- Honour Roll
Few people could claim to have founded a ballet school, an opera school, a drama school, all of which have operated for more than sixty years. But they are only just a few entries in the list of accomplishments of Gertrude Johnson, a woman who quite literally created the field of professional arts administration in Australia.
Born in Melbourne in 1894, Gertrude's first career was as an opera singer and included more than ten years performing in England at Covent Garden and the Old Vic. She sang with Dame Nellie Melba in La Boheme in 1926 and in the first ever live broadcast of an opera by the BBC on 8 January 1923. Returning to Australia in 1935, she recognised the lack of opportunities for Australian performers and immediately founded the National Theatre Movement.
In the space of just four years, she dramatically increased arts training in Australia, founding the National Theatre, the National Theatre Drama School, the National Theatre Opera School and the National Theatre Ballet School. She expanded these opportunities through the creation of ballet, drama and opera companies in 1949, all of which staged many successful productions. In 1951, Gertrude received an OBE in recognition of her work as Director of the National Theatre movement. She constantly championed new Australian composers, playwrights and performers and was instrumental in increasing public, private and business support for the arts.

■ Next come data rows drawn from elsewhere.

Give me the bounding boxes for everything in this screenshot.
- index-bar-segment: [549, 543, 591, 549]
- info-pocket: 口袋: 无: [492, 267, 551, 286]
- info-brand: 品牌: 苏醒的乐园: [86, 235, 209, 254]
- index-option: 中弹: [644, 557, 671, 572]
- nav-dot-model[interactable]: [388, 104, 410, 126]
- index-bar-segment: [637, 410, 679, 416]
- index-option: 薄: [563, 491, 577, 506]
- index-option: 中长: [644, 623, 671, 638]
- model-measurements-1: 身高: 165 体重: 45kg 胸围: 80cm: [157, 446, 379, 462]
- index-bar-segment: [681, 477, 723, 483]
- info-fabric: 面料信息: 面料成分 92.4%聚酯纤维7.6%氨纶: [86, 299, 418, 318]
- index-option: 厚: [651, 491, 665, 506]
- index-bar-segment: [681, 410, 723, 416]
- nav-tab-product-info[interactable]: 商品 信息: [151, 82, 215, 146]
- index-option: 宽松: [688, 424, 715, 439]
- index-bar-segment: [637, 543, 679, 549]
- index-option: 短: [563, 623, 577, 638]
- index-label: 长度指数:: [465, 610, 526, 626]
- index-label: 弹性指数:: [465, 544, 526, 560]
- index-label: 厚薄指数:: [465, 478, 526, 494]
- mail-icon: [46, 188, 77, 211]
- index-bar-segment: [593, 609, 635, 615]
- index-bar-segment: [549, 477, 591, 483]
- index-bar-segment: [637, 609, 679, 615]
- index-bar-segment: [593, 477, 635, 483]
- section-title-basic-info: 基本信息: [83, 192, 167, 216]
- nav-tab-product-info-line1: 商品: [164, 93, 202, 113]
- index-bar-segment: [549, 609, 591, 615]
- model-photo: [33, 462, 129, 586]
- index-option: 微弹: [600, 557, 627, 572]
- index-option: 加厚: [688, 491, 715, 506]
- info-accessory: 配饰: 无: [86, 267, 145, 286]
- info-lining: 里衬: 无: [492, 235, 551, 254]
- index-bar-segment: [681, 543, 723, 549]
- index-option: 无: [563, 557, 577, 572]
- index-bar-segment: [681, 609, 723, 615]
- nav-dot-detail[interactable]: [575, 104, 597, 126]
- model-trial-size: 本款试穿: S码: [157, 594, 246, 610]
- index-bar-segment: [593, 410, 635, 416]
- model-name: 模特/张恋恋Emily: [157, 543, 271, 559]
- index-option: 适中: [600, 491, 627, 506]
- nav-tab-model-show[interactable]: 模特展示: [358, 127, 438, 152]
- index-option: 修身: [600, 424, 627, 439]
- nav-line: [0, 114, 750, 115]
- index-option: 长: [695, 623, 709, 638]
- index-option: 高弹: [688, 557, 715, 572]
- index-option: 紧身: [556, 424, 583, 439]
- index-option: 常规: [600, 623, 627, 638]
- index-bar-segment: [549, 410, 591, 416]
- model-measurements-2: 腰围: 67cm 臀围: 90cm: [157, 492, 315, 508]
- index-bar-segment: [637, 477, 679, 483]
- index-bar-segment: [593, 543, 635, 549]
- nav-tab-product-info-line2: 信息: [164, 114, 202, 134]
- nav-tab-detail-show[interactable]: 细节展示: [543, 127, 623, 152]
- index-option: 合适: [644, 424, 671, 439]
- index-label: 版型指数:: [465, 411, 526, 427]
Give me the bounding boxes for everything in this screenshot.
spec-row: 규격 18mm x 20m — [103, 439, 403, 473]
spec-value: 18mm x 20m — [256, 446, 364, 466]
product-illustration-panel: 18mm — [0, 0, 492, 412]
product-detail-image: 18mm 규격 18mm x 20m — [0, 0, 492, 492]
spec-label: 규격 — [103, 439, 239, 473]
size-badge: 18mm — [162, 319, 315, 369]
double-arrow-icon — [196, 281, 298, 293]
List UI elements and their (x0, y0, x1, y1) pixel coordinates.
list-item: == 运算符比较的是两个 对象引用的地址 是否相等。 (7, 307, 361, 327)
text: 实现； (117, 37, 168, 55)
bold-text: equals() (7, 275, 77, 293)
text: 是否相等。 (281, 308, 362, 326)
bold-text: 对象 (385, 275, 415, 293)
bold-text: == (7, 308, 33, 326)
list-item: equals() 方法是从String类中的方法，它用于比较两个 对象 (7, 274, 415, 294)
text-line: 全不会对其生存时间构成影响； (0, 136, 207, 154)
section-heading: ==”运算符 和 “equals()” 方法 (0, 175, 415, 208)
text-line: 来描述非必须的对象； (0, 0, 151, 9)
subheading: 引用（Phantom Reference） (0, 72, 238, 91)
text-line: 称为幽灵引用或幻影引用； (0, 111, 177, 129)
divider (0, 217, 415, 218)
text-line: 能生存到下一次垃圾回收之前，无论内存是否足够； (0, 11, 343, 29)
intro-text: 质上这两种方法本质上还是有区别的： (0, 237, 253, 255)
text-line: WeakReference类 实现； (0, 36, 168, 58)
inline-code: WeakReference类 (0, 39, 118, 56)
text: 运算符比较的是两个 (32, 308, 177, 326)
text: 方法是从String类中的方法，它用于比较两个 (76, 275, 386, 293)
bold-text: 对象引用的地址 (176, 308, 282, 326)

Gertrude was asked by the Victorian and Federal Governments in 1954 to stage Tales of Hoffman at the Princess Theatre before Queen Elizabeth II and Prince Phillip. This led to the formation of the Elizabethan Theatre Trust and in turn The Australian Ballet, Opera Australia and the State Theatre Companies. Her personal support provided many Victorian women with opportunities either as performers or arts administrators. She transformed arts administration from an amateur hobby activity to a professional occupation.
Gertrude Johnson died in 1973. Her legacy lives on not only in the training provided by the National Theatre in St Kilda, or in the graduates of the schools she founded, but also in the many talented women who now hold senior roles in the Australian arts industry.